After a toodle around the island, we pulled up to the shore where there were several fisherman cleaning their daily catch. We had read in Sean and Heather’s cruising guide that it might be possible to arrange a tour of the island, and to buy fresh seafood from the locals. As we approached the shore, a wizened old fellow with white whiskers all over his face approached the water’s edge with two massive crabs in his hands. They looked like Alaskan King Crab, or something like it, but alas my local species guide only described tiny reef crabs, so I couldn’t properly identify it. One kind man came down, and between our broken Spanish, and his patience, we were able to determine that they weren’t currently doing tours of the tiny island because of COVID precautions, which we completely understood and respected. We did purchase one of the big crabs, with a wingspan of probably 2.5-3 feet, as well as several fillets of fish.

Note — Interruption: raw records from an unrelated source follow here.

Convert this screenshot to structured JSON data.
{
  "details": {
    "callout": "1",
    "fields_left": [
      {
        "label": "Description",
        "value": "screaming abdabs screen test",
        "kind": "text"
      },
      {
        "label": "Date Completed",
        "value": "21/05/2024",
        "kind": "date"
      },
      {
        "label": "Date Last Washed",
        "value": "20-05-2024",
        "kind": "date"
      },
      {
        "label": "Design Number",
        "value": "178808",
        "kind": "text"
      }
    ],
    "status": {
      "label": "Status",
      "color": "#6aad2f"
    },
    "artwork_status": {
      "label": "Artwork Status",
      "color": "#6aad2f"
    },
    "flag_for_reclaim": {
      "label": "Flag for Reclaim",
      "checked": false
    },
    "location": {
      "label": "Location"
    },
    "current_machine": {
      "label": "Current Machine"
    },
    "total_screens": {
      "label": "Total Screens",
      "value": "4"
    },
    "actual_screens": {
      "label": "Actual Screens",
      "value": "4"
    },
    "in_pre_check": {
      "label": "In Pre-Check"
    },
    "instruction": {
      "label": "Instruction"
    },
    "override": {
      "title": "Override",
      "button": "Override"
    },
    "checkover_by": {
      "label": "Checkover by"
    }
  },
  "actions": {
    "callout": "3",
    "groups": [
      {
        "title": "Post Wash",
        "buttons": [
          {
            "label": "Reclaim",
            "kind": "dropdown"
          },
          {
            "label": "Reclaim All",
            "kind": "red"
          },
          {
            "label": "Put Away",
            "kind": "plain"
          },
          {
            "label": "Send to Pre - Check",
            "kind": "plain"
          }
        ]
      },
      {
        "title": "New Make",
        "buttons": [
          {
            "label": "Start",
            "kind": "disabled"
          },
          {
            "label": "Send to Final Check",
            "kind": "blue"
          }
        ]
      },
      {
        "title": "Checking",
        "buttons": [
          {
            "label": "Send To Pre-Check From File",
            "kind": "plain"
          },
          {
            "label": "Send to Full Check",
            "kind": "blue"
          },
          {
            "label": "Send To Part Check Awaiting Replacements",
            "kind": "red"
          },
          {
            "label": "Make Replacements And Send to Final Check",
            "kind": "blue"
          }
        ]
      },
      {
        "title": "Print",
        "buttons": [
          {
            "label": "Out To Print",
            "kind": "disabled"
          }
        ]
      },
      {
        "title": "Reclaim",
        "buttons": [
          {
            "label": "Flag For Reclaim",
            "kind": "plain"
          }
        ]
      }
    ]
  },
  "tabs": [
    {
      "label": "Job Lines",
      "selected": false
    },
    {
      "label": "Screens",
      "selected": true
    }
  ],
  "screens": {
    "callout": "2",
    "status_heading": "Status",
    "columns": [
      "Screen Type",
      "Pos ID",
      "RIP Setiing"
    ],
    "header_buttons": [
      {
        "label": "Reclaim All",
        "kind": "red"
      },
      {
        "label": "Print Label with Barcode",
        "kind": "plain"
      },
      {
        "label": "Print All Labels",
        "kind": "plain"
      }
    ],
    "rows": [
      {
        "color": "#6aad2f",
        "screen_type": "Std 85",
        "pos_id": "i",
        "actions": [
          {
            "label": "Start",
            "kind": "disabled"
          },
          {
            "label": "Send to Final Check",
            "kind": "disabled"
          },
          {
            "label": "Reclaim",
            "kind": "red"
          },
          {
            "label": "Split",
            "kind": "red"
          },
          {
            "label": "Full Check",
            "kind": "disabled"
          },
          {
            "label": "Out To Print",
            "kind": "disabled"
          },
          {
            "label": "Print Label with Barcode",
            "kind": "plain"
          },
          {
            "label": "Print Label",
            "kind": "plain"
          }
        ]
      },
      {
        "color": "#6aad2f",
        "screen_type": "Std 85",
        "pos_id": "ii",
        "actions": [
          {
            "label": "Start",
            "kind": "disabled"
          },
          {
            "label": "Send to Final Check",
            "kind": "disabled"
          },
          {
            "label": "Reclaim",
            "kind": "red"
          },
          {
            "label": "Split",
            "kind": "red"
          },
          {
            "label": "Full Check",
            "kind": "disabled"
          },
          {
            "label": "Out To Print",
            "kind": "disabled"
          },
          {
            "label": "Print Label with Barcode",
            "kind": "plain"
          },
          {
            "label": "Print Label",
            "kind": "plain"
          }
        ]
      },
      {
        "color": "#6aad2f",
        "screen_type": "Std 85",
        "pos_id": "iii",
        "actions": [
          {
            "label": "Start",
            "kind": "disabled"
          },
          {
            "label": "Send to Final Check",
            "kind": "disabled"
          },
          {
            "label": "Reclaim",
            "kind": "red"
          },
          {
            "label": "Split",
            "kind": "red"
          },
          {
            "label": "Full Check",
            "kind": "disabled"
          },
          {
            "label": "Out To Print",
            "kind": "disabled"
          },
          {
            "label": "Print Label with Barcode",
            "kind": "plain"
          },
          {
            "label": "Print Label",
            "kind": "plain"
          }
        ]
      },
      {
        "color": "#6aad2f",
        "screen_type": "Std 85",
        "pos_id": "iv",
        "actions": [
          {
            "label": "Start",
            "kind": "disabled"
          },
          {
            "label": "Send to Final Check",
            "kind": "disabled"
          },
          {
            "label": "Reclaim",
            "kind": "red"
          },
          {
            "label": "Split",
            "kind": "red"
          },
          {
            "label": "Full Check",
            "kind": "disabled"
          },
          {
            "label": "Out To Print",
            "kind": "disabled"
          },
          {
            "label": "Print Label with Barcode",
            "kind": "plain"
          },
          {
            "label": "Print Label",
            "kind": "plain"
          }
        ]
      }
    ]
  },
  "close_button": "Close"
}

On completing the exchange of pesos for the fresh fare, the man we’d been talking to passed over two tiny, delicate pieces of coral for the girls to keep, which he said came from very deep down in the water. (Of course, on getting back to the boat we asked Lily where her coral was and she happily stated ‘in the water’ – nothing is precious in the hands of that little girl, which is probably good to be reminded of from time to time).
From Isla Coyote we headed over to another reef barely peeking out of the water known as Rocas de Los Flocas, which is a known sea lion rookery. The wind had started to pick up from the east (and the sea lions were west of us), but as we passed on the west side of the rocks the pungent smell was undeniable. Several of the sea lions were floating in the water around the rocks, just at the surface, with their fins stick straight up like sails. A large sealion hauled his massive body out of the water and started expressing, what I can only assume was his protest to our presence, with his deep honking noises. Then, those in the water and surrounding rocks joined the choir, which Lily took as an invitation to join in. Hooting and hollering we enjoyed the concert before moving on.
We had originally discussed heading further south to Isla Partida, for an anchorage known as Bahia Grande, but as the sea state from the south was picking up and we were banging more into the waves, we decided to detour and head into Isla San Francisco. We originally had planned to avoid Isla San Francisco, despite it boasting one of the prettiest beaches in the area, as it is known to be frequented by charter boats out of La Paz, including those fancy ones we’ve all seen on ‘Below Deck’. But, we decided it was worth the risk of party central to have a more peaceful afternoon with some beach time for the kids. All told, if it weren’t for the insane amount of boats that worm their way in there (we counted 16 by the time we went to bed), this would likely be a favourite anchorage with its pretty white sand, it’s cerulean blue water dotted with green sea grasses, and the numerous turtles that swam around our boat through the evening.
Looking at the forecast for the following days, we decided it made the most sense to make our hop to La Paz the next day, skipping Isla Partida and Isla Espiritu this time around. We will take stock once we get to La Paz, so we can get a status update on some of our intended boat upgrades, provisions, shopping etc…, get back online, check out the various marinas and the location of our friends that are heading down from the northern end of the Sea, and make a plan for the next few months.